ESSAIS
Folio Poche
Parution le 15 mai 2025
Folio Poche publie un recueil de l’auteur américain qui s’était fait connaitre avec son roman Les Élus du Seigneur, paru en France en 1957. Une collection d’essais plaçant l’identité au cœur du propos.
L’identité, une thématique qui dépasse largement la communauté afro-américaine. “La nécessité qu’ont les Américains de réaliser une identité est un fait historique”, écrit d’ailleurs James Baldwin qui exprime en particulier ses efforts pour concilier ses cultures africaine et américaine. Datant des années 50 et 60, ces écrits réunis dans Personne ne sait mon nom résonnent avec toujours autant de force de nos jours, notamment après les récents événements autour de Black Lives Matter. James Baldwin nous rappelle que ces années ont été charnières. “Les questions que l’on se pose commencent enfin à illuminer le monde”, écrivait-il au tournant des années 60.

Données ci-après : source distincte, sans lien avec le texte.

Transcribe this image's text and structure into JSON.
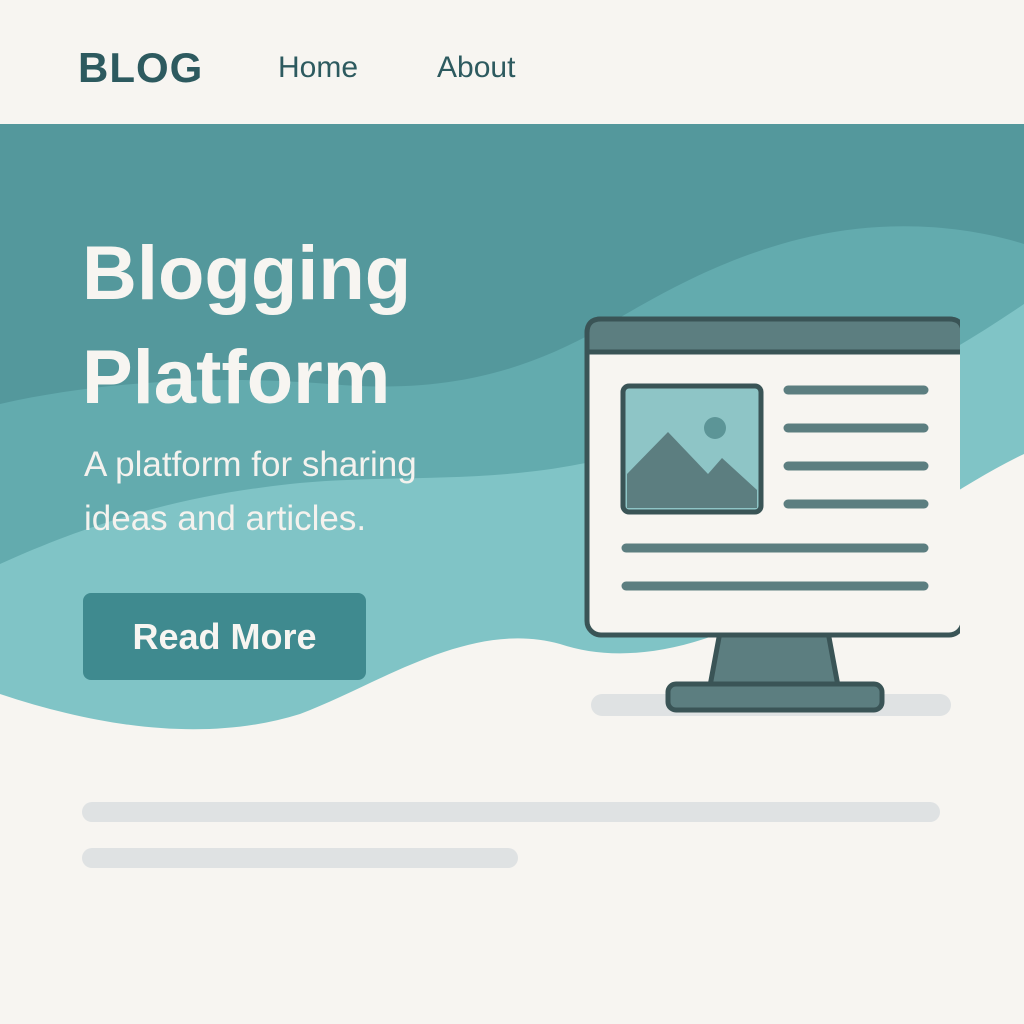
{
  "header": {
    "logo": "BLOG",
    "nav": [
      {
        "label": "Home"
      },
      {
        "label": "About"
      }
    ]
  },
  "hero": {
    "title_line1": "Blogging",
    "title_line2": "Platform",
    "subtitle": "A platform for sharing ideas and articles.",
    "cta_label": "Read More"
  },
  "illustration": {
    "icon": "monitor-blog-page-icon",
    "image_icon": "mountain-image-icon"
  },
  "colors": {
    "background": "#f7f5f1",
    "hero_dark": "#54989c",
    "hero_mid": "#63abae",
    "hero_light": "#80c4c6",
    "button": "#3f8a8f",
    "text_dark": "#2d5a5f",
    "monitor_outline": "#3a5456",
    "placeholder": "#dfe2e3"
  }
}
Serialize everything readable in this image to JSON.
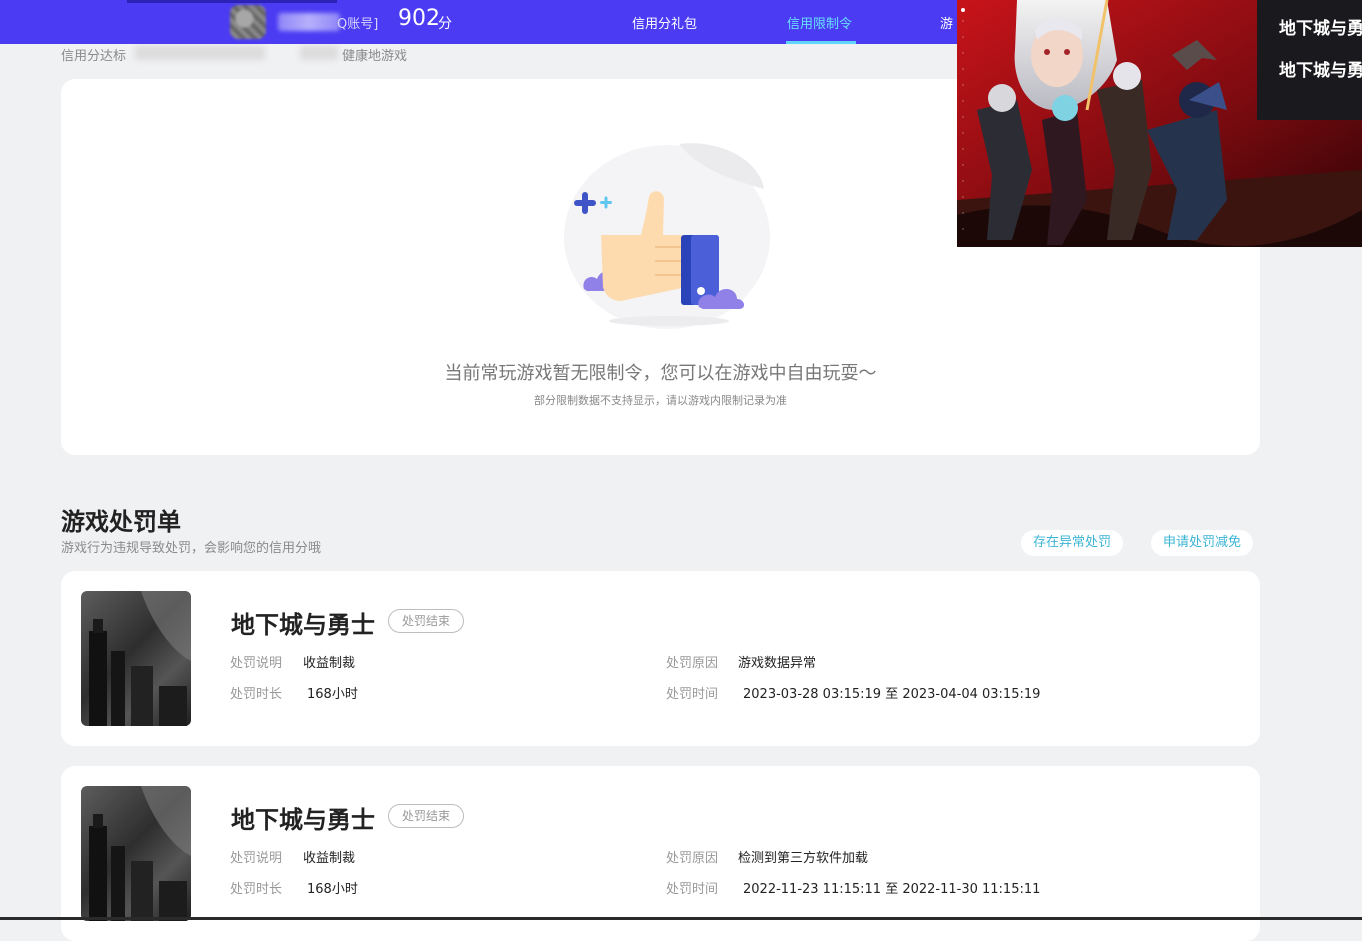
{
  "header": {
    "account_suffix": "Q账号]",
    "score": "902",
    "score_unit": "分",
    "nav": [
      "信用分礼包",
      "信用限制令",
      "游"
    ],
    "active_nav": "信用限制令"
  },
  "subtitle": {
    "start": "信用分达标",
    "end": "健康地游戏"
  },
  "restriction": {
    "empty_title": "当前常玩游戏暂无限制令，您可以在游戏中自由玩耍～",
    "empty_note": "部分限制数据不支持显示，请以游戏内限制记录为准"
  },
  "penalties": {
    "title": "游戏处罚单",
    "description": "游戏行为违规导致处罚，会影响您的信用分哦",
    "buttons": [
      "存在异常处罚",
      "申请处罚减免"
    ],
    "labels": {
      "explain": "处罚说明",
      "duration": "处罚时长",
      "reason": "处罚原因",
      "time": "处罚时间"
    },
    "items": [
      {
        "game": "地下城与勇士",
        "status": "处罚结束",
        "explain": "收益制裁",
        "duration": "168小时",
        "reason": "游戏数据异常",
        "time": "2023-03-28 03:15:19 至 2023-04-04 03:15:19"
      },
      {
        "game": "地下城与勇士",
        "status": "处罚结束",
        "explain": "收益制裁",
        "duration": "168小时",
        "reason": "检测到第三方软件加载",
        "time": "2022-11-23 11:15:11 至 2022-11-30 11:15:11"
      }
    ]
  },
  "overlay": {
    "logo_text": "地下城与勇士"
  },
  "colors": {
    "header_bg": "#4b3cf3",
    "active_nav": "#68e0ff",
    "button_text": "#3bb4d6",
    "page_bg": "#f0f1f3"
  }
}
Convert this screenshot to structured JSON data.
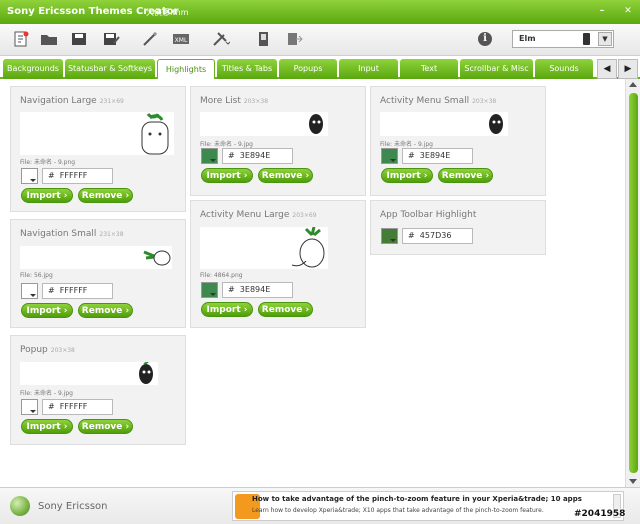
{
  "window": {
    "app_title": "Sony Ericsson Themes Creator",
    "file_name": "大侠患.thm"
  },
  "toolbar": {
    "theme_value": "Elm"
  },
  "tabs": [
    {
      "label": "Backgrounds"
    },
    {
      "label": "Statusbar & Softkeys"
    },
    {
      "label": "Highlights"
    },
    {
      "label": "Titles & Tabs"
    },
    {
      "label": "Popups"
    },
    {
      "label": "Input"
    },
    {
      "label": "Text"
    },
    {
      "label": "Scrollbar & Misc"
    },
    {
      "label": "Sounds"
    }
  ],
  "buttons": {
    "import": "Import",
    "remove": "Remove"
  },
  "hash": "#",
  "panels": {
    "nav_large": {
      "title": "Navigation Large",
      "size": "231×69",
      "file": "File: 未命名 - 9.png",
      "color": "FFFFFF",
      "swatch": "#ffffff"
    },
    "nav_small": {
      "title": "Navigation Small",
      "size": "231×38",
      "file": "File: 56.jpg",
      "color": "FFFFFF",
      "swatch": "#ffffff"
    },
    "popup": {
      "title": "Popup",
      "size": "203×38",
      "file": "File: 未命名 - 9.jpg",
      "color": "FFFFFF",
      "swatch": "#ffffff"
    },
    "more_list": {
      "title": "More List",
      "size": "203×38",
      "file": "File: 未命名 - 9.jpg",
      "color": "3E894E",
      "swatch": "#3e894e"
    },
    "act_large": {
      "title": "Activity Menu Large",
      "size": "203×69",
      "file": "File: 4864.png",
      "color": "3E894E",
      "swatch": "#3e894e"
    },
    "act_small": {
      "title": "Activity Menu Small",
      "size": "203×38",
      "file": "File: 未命名 - 9.jpg",
      "color": "3E894E",
      "swatch": "#3e894e"
    },
    "app_toolbar": {
      "title": "App Toolbar Highlight",
      "color": "457D36",
      "swatch": "#457d36"
    }
  },
  "footer": {
    "brand": "Sony Ericsson",
    "news_title": "How to take advantage of the pinch-to-zoom feature in your Xperia&trade; 10 apps",
    "news_sub": "Learn how to develop Xperia&trade; X10 apps that take advantage of the pinch-to-zoom feature."
  },
  "watermark": "#2041958"
}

Dans Cinquième Avenue, quartier nord : une lettre de Harlem, James Baldwin évoque aussi les conditions difficiles dans lesquelles il a grandi, dénonçant “[l]a faillite morale et sociale que révèle cette misère”. Harlem agit ainsi comme un révélateur de “la véritable attitude du monde blanc” et du système capitaliste en général. Baldwin a cependant pris ses distances avec le communisme, tout en déplorant l’assassinat de Patrice Lumumba en République du Congo en 1961. Le romancier n’oublie d’ailleurs pas l’Afrique et sa “montée […] dans les affaires mondiales”. En 1956, il assiste au Congrès des écrivains et artistes noirs à la Sorbonne, prise de conscience de “la nécessité de reconstruire le monde à leur propre image”. Une première étape, par le biais de l’art, de l’auto-détermination que prône notamment Aimé Césaire. Reste cependant aux Afro-Américains à regarder en face leurs rapports troubles avec l’Afrique. De plus, comment faire l’unité dans ce “pays incohérent” ?

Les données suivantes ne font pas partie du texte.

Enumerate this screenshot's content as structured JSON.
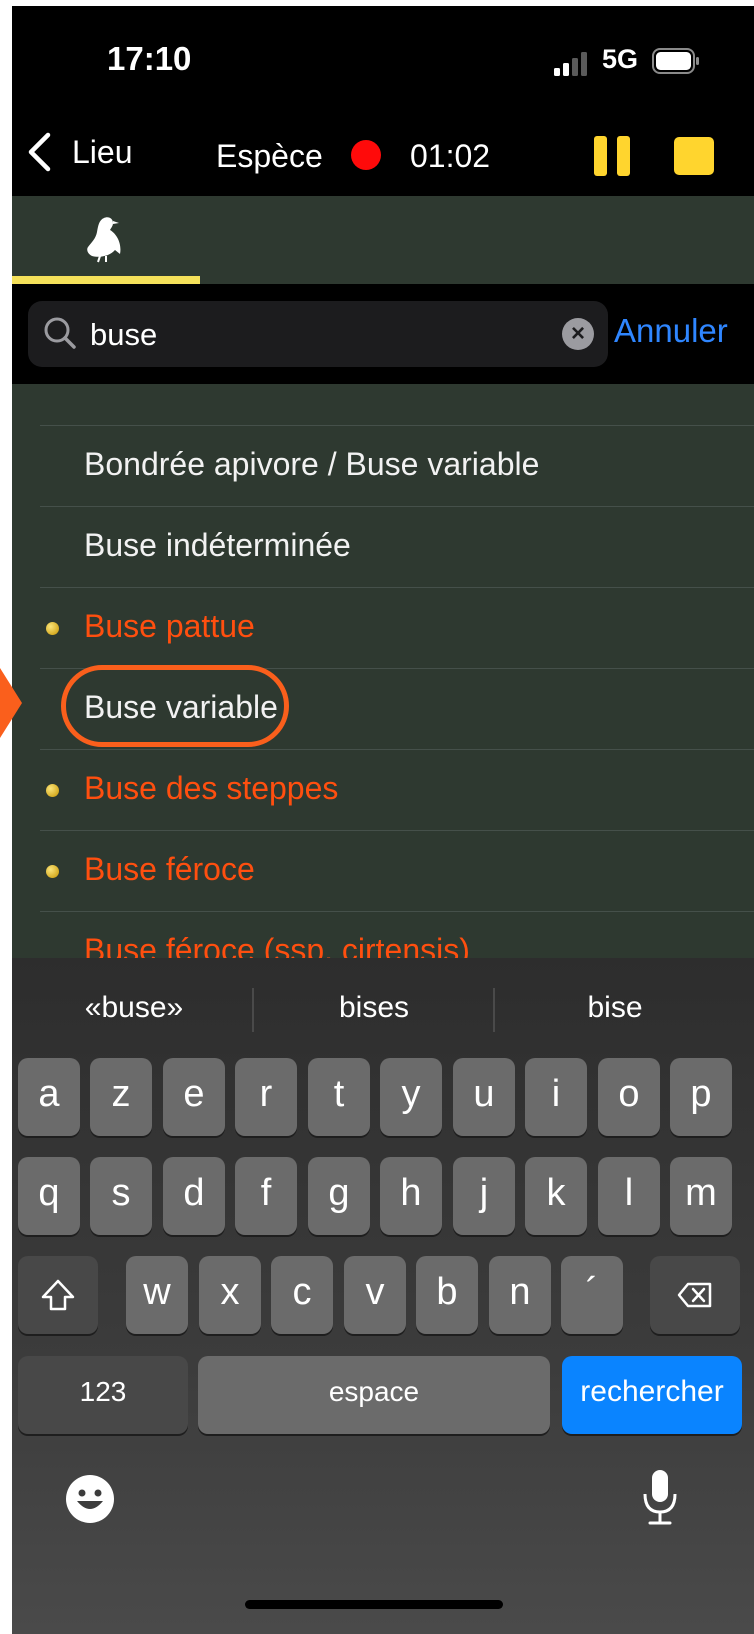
{
  "status_bar": {
    "time": "17:10",
    "network": "5G"
  },
  "nav": {
    "back_label": "Lieu",
    "title": "Espèce",
    "timer": "01:02"
  },
  "search": {
    "value": "buse",
    "cancel_label": "Annuler"
  },
  "results": [
    {
      "name": "Bondrée apivore / Buse variable",
      "highlighted_species": false,
      "dot": false
    },
    {
      "name": "Buse indéterminée",
      "highlighted_species": false,
      "dot": false
    },
    {
      "name": "Buse pattue",
      "highlighted_species": true,
      "dot": true
    },
    {
      "name": "Buse variable",
      "highlighted_species": false,
      "dot": false,
      "circled": true
    },
    {
      "name": "Buse des steppes",
      "highlighted_species": true,
      "dot": true
    },
    {
      "name": "Buse féroce",
      "highlighted_species": true,
      "dot": true
    },
    {
      "name": "Buse féroce (ssp. cirtensis)",
      "highlighted_species": true,
      "dot": false
    }
  ],
  "keyboard": {
    "suggestions": [
      "«buse»",
      "bises",
      "bise"
    ],
    "row1": [
      "a",
      "z",
      "e",
      "r",
      "t",
      "y",
      "u",
      "i",
      "o",
      "p"
    ],
    "row2": [
      "q",
      "s",
      "d",
      "f",
      "g",
      "h",
      "j",
      "k",
      "l",
      "m"
    ],
    "row3": [
      "w",
      "x",
      "c",
      "v",
      "b",
      "n",
      "´"
    ],
    "numbers_label": "123",
    "space_label": "espace",
    "search_label": "rechercher"
  },
  "colors": {
    "accent_yellow": "#ffd52e",
    "record_red": "#ff0a0a",
    "link_blue": "#2f86ff",
    "warning_orange": "#ff4f0f",
    "list_bg": "#2e3930"
  }
}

Dans les années 1950, artistes et intellectuels sont également nombreux à aller voir si l’herbe est plus verte en Europe. C’est là-bas que Baldwin croise Norman Mailer, chez le romancier Jean Malaquais. Mailer, symbole de “la masculinité américaine”, là encore une thématique d’actualité aujourd’hui. Baldwin semble pourtant s’éloigner du message actuel de Black Lives Matter, puisqu’”il faut souhaiter ardemment qu’il ne soit bientôt plus important d’être noir”, pensait-il déjà à l’époque. La masculinité (et l’homosexualité) sont aussi abordées à travers l’angle de Gide, masculinité que Baldwin compare à une prison. Face aux grandes figures littéraires (quelque peu écrasantes) que sont Hemingway, Faulkner, Dos Passos et Fitzgerald, James Baldwin fait partie d’une nouvelle génération d’auteurs. Charge à lui et d’autres de dénoncer et surtout d’expliquer “cette complaisance américaine qui réussit si mal à masquer la panique.” Car c’est l’un des rôles majeurs de l’écrivain selon lui : “aider à exhumer la conscience de ce pays”. De la Sorbonne à Harlem, en passant par le Sud esclavagiste, où la ségrégation n’est pas de l’histoire ancienne dans les années 60, James Baldwin soulevait quelques problématiques majeures de l’époque qui courent encore de nos jours, dans le prolongement d’un premier recueil de textes des années 40 et 50, Chroniques d’un enfant du pays.